D'un tratto comparì un omino alato sulla mia spalla.
"Sei bellissima, Leyla. Ma non abbastanza" disse.
Ero sicura fosse un'allucinazione.
Provai a dargli uno schiaffo.
La mia mano lo trapassava, come un fantasma.
Continuavo a cercare di colpirlo mentre lui mi insultava.
Smisi di colpirlo.
Era tardi, dovevo correre in studio.
Acceleravo sempre più ma l'omino mi seguiva volando.
Correvo per strada, scappando.
Attraversai la strada guardandomi le spalle, correndo, sperando di correr via dall'omino.
D'un tratto una luce accecante mi penetra negli occhi, mi giro e chiudo gli occhi.
L'omino scompare e con lui il mio respiro.
Ero distesa per terra, sanguinante, con le ossa ben esposte e priva di sensi.
Ma almeno ero magra.
Aprii gli occhi.
Ero su un lettino.
Vicino a me una flebo.
Non ero in ospedale ma su una superficie bianca, aperta al cielo e alle stelle.

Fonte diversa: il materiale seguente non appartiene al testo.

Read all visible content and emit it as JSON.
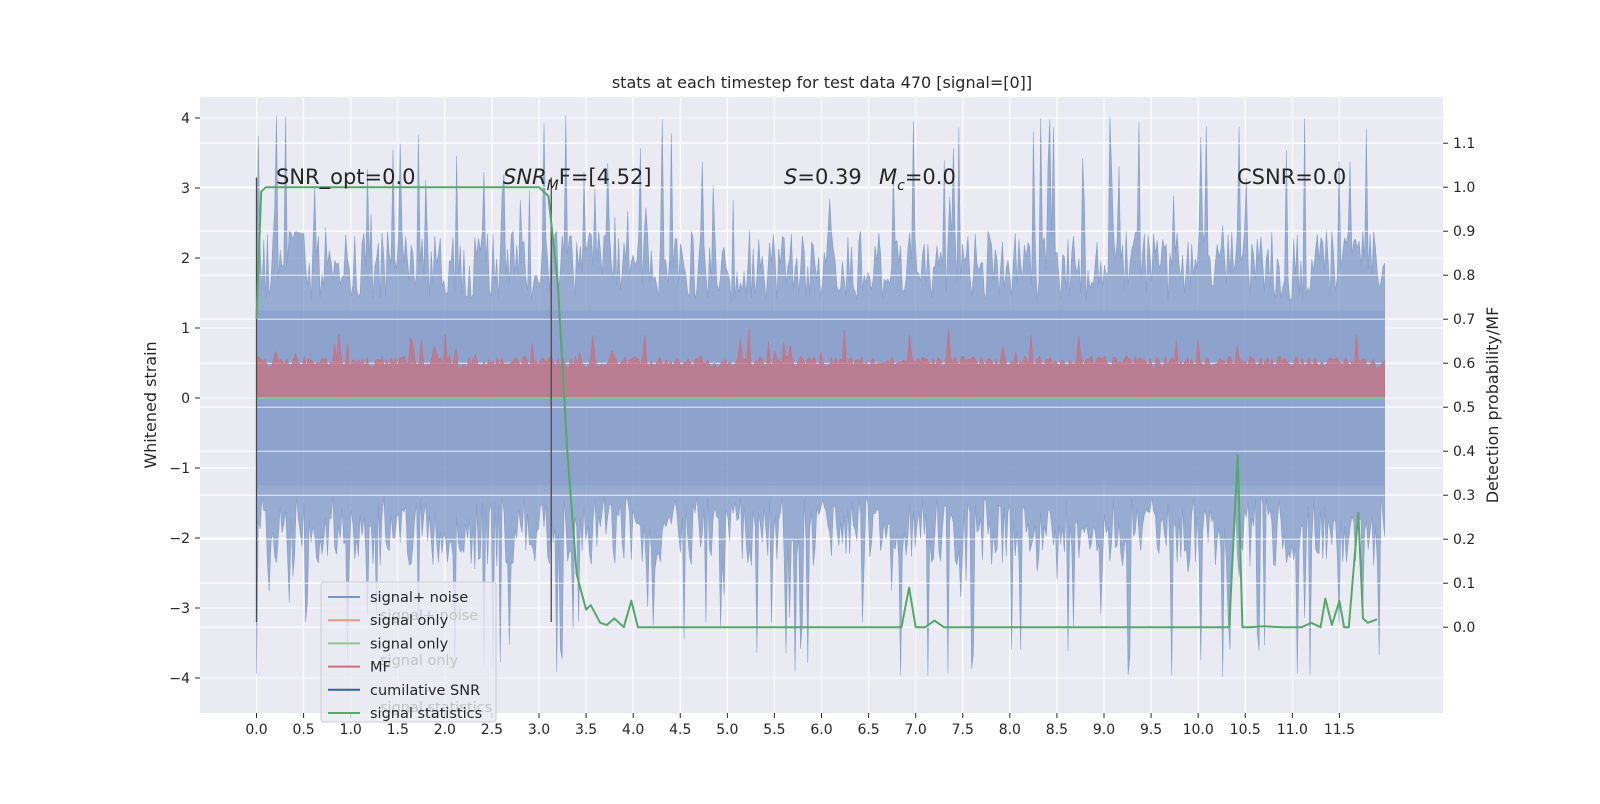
{
  "chart_data": {
    "type": "line",
    "title": "stats at each timestep for test data 470 [signal=[0]]",
    "xlabel": "",
    "ylabel": "Whitened strain",
    "ylabel_right": "Detection probability/MF",
    "x_ticks": [
      "0.0",
      "0.5",
      "1.0",
      "1.5",
      "2.0",
      "2.5",
      "3.0",
      "3.5",
      "4.0",
      "4.5",
      "5.0",
      "5.5",
      "6.0",
      "6.5",
      "7.0",
      "7.5",
      "8.0",
      "8.5",
      "9.0",
      "9.5",
      "10.0",
      "10.5",
      "11.0",
      "11.5"
    ],
    "y_ticks_left": [
      "4",
      "3",
      "2",
      "1",
      "0",
      "−1",
      "−2",
      "−3",
      "−4"
    ],
    "y_ticks_right": [
      "1.1",
      "1.0",
      "0.9",
      "0.8",
      "0.7",
      "0.6",
      "0.5",
      "0.4",
      "0.3",
      "0.2",
      "0.1",
      "0.0"
    ],
    "xlim": [
      -0.6,
      12.6
    ],
    "ylim_left": [
      -4.5,
      4.3
    ],
    "ylim_right": [
      -0.195,
      1.205
    ],
    "grid": true,
    "background": "#eaeaf2",
    "legend_position": "lower-left",
    "legend": [
      {
        "label": "signal+ noise",
        "color": "#7893c4"
      },
      {
        "label": "signal only",
        "color": "#dd9e81"
      },
      {
        "label": "signal only",
        "color": "#8fc797"
      },
      {
        "label": "MF",
        "color": "#c96f7c"
      },
      {
        "label": "cumilative SNR",
        "color": "#2f5fa8"
      },
      {
        "label": "signal statistics",
        "color": "#55a868"
      }
    ],
    "legend_ghost_labels": [
      "signal+ noise",
      "signal only",
      "signal statistics"
    ],
    "annotations": {
      "snr_opt": "SNR_opt=0.0",
      "snr_mf_name": "SNR",
      "snr_mf_sub": "M",
      "snr_mf_value": "F=[4.52]",
      "s_name": "S",
      "s_value": "=0.39",
      "mc_name": "M",
      "mc_sub": "c",
      "mc_value": "=0.0",
      "csnr": "CSNR=0.0"
    },
    "vertical_markers": [
      0.0,
      3.13
    ],
    "noise_envelope": {
      "x_range": [
        0.0,
        11.98
      ],
      "upper_band": 1.85,
      "lower_band": -1.85,
      "upper_peak": 4.05,
      "lower_peak": -4.0,
      "color": "#7893c4"
    },
    "mf_band": {
      "x_range": [
        0.0,
        11.98
      ],
      "low": 0.0,
      "high": 0.5,
      "peak": 1.0,
      "color": "#c96f7c"
    },
    "series": [
      {
        "name": "signal statistics",
        "axis": "right",
        "color": "#55a868",
        "x": [
          0.0,
          0.05,
          0.1,
          0.3,
          0.5,
          1.0,
          1.5,
          2.0,
          2.5,
          3.0,
          3.1,
          3.2,
          3.3,
          3.4,
          3.5,
          3.55,
          3.65,
          3.72,
          3.8,
          3.9,
          3.98,
          4.05,
          4.1,
          4.5,
          5.0,
          5.5,
          6.0,
          6.5,
          6.85,
          6.93,
          7.0,
          7.1,
          7.2,
          7.3,
          7.5,
          8.0,
          8.5,
          9.0,
          9.5,
          10.0,
          10.33,
          10.42,
          10.47,
          10.55,
          10.7,
          10.9,
          11.1,
          11.2,
          11.3,
          11.35,
          11.42,
          11.5,
          11.55,
          11.6,
          11.7,
          11.75,
          11.8,
          11.9
        ],
        "values": [
          0.7,
          0.99,
          1.0,
          1.0,
          1.0,
          1.0,
          1.0,
          1.0,
          1.0,
          1.0,
          0.98,
          0.78,
          0.4,
          0.12,
          0.04,
          0.05,
          0.01,
          0.005,
          0.02,
          0.0,
          0.06,
          0.0,
          0.0,
          0.0,
          0.0,
          0.0,
          0.0,
          0.0,
          0.0,
          0.09,
          0.0,
          0.0,
          0.015,
          0.0,
          0.0,
          0.0,
          0.0,
          0.0,
          0.0,
          0.0,
          0.0,
          0.39,
          0.0,
          0.0,
          0.002,
          0.0,
          0.0,
          0.01,
          0.0,
          0.065,
          0.005,
          0.06,
          0.0,
          0.0,
          0.26,
          0.02,
          0.01,
          0.018
        ]
      }
    ]
  }
}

Appoggiai un piede per terra e poi l'altro.
Il pavimento era soffice.
Che sia stato il paradiso?
Staccai con violenza la flebo dal braccio e cominciai a correre piangendo.
Mi mancava essere grassa, mi mancavano gli insulti, mi mancava la vita, mi mancava tutto, anche l'omino che altro non era se non la mia coscienza.